His poster for the Smithsonian National Air and Space Museum was also enlarged to a dramatic wall-size mural. The clean design and sheer beauty of Otnes’s multilayered work belied its difficulty. The complexity required that the artist think “like a three-dimensional chess game.” After careful research to get the appropriate elements, he set up each layer and transferred it, one color at a time, requiring that he visualize in advance how every shape and value would relate to all the others in the completed piece.

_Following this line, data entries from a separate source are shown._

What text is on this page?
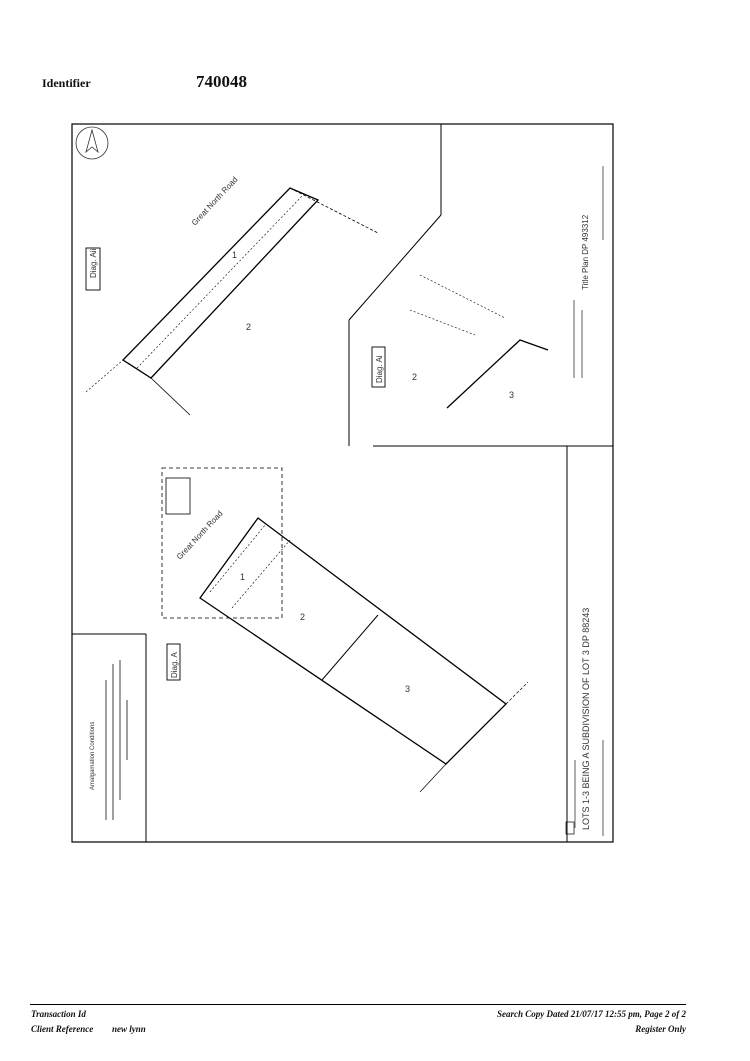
Identifier	740048
Diag. Aii
Great North Road
1
2
Diag. Ai	2
3
Great North Road
1
2
3
Diag. A
Amalgamation Conditions	LOTS 1-3 BEING A SUBDIVISION OF LOT 3 DP 88243
Title Plan DP 493312
Transaction Id
Client Reference new lynn
Search Copy Dated 21/07/17 12:55 pm, Page 2 of 2
Register Only
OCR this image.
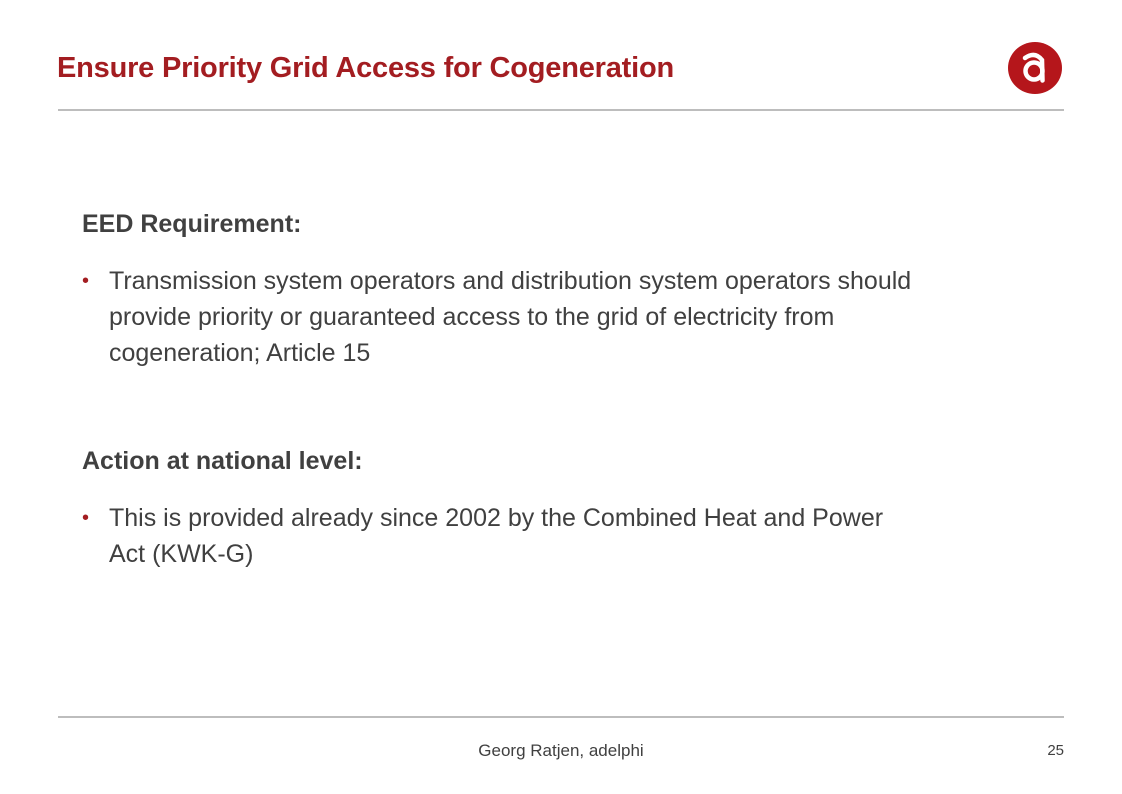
Ensure Priority Grid Access for Cogeneration
EED Requirement:
• Transmission system operators and distribution system operators should
provide priority or guaranteed access to the grid of electricity from
cogeneration; Article 15
Action at national level:
• This is provided already since 2002 by the Combined Heat and Power
Act (KWK-G)
Georg Ratjen, adelphi	25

By the mid-1980s the sophistication of graphic design software, as well as a proliferation of stock illustration and photography, caught up with advertisers’ needs and Otnes saw it was time to consider another change. He felt that, “something created by hand was going to be the way to go.” This transition came at a time when he was showing his work at universities and colleges where he lectured, and in galleries nationwide, as well as in Paris, Japan and Korea.
With his unique approach, Otnes, as an agent of change in the field of illustration, was among the forces that moved illustration away from the traditional, representational narrative, providing clients an alternative interpretation of text or concept. His beautifully elegant solutions to countless illustration problems garnered Otnes more than 200 awards from prestigious arts organizations. The Society of Illustrators, which awarded him many Gold and Silver Medals and its Hamilton King Award, now has the honor of including him, most deservedly, in its Hall of Fame.